“The research conducted at BANYAN has been groundbreaking in several respects. For one, the project has revealed previously unknown aspects of mobile service demand in various contexts, such as urban areas, indoor environments, and during special events,” explains Dr. Fiore. These findings have enabled the creation of accurate models of user behavior and mobile traffic, essential tools for improving the planning and management of modern radio access networks. “As representative examples, we were able to reveal how the introduction of 5G has fostered an increase in the consumption of certain mobile applications (particularly those related to video games), and we demonstrated how large public protests generate dramatic increases in traffic for only certain types of services (notably, browsing and messaging).”.

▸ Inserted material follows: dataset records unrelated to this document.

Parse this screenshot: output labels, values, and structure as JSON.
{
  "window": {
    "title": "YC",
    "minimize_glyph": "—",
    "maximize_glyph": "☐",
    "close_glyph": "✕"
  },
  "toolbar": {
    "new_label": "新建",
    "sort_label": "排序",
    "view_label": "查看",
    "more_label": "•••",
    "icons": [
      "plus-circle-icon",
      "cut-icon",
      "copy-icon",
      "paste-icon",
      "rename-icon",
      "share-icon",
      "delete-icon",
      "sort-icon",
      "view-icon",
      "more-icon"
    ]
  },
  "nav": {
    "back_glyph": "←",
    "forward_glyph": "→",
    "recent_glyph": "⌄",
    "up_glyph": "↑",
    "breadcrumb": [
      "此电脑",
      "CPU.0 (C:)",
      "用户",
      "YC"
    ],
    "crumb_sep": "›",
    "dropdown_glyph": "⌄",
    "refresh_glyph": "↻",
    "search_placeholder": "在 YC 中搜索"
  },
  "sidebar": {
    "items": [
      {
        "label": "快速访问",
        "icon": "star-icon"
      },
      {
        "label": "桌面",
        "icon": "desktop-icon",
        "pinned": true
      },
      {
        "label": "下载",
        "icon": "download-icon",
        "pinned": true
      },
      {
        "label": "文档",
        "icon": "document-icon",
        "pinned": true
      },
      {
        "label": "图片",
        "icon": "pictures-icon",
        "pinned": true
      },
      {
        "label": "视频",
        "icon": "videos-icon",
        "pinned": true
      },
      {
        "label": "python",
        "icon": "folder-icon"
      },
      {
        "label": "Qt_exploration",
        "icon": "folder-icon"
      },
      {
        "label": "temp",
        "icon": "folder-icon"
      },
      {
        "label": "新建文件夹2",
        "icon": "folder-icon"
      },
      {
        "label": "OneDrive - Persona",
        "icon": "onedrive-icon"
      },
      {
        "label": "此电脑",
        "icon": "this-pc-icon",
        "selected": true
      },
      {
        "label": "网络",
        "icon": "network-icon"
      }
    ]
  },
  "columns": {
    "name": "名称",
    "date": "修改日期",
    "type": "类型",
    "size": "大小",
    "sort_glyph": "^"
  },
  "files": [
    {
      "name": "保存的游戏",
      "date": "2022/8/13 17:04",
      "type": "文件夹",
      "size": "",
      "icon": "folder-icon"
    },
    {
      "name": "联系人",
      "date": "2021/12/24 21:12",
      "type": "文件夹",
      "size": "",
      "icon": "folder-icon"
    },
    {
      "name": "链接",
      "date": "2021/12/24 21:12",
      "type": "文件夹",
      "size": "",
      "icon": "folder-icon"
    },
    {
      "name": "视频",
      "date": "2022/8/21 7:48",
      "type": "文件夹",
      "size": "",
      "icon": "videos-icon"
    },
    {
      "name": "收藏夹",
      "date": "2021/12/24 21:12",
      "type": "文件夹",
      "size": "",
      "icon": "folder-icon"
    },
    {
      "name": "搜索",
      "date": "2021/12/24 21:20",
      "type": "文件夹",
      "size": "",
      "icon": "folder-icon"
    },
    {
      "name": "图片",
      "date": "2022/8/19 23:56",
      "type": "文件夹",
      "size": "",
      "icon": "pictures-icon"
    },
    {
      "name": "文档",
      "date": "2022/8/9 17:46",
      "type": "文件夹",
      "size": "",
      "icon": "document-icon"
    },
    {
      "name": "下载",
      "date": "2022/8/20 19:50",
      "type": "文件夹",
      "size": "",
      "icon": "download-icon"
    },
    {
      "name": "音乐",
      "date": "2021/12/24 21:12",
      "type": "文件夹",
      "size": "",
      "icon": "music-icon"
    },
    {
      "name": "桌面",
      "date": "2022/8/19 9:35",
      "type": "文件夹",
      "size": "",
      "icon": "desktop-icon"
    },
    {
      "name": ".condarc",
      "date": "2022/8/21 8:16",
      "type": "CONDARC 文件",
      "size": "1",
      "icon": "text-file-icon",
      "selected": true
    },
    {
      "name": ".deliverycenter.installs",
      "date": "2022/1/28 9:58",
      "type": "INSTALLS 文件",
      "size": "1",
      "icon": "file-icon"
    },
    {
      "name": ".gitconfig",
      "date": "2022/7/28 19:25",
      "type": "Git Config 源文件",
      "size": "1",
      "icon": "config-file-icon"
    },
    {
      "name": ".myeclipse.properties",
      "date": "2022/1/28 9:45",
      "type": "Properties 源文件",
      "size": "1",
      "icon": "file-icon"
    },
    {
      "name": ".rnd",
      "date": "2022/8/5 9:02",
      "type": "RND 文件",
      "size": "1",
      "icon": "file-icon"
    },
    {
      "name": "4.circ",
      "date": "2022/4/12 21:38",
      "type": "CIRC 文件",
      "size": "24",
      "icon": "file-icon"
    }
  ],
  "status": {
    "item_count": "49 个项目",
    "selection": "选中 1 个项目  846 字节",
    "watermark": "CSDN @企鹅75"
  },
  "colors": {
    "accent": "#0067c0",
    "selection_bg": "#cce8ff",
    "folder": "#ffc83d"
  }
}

Another key achievement of BANYAN has been the development of an artificial intelligence (AI)-based solution for modeling signal propagation in dense radio access environments. This technique not only enables precise planning of wireless network infrastructure but also reduces the computational time required to design indoor wireless networks compared to traditional tools. This represents a significant advancement for efficiently designing networks in smart cities and large indoor spaces such as shopping malls or airports.
Commercialization:
The project's results have not only remained within the academic sphere but have also found commercial applications. "Some of the tools developed during BANYAN have been integrated into the radio planning software marketed by Ranplan Wireless, one of the project partners," Fiore points out.
At the academic level, the work has been presented at top-tier conferences such as ACM IMC, IEEE INFOCOM, and the IEEE JSAC journal, further emphasizing BANYAN's contribution to scientific knowledge in the field of radio access networks.
Challenges
The BANYAN project addressed several complex challenges, including:
• Measure, characterize, and model traffic demand for individual mobile services at large scale (e.g., entire cities or countries) in both indoor and outdoor environments.
• Develop AI-based tools to generate realistic radio frequency propagation in indoor and outdoor scenarios with high accuracy and low complexity.
• Create optimization models for automated network planning.
• Design AI solutions for autonomous mobile network management, tested on experimental platforms.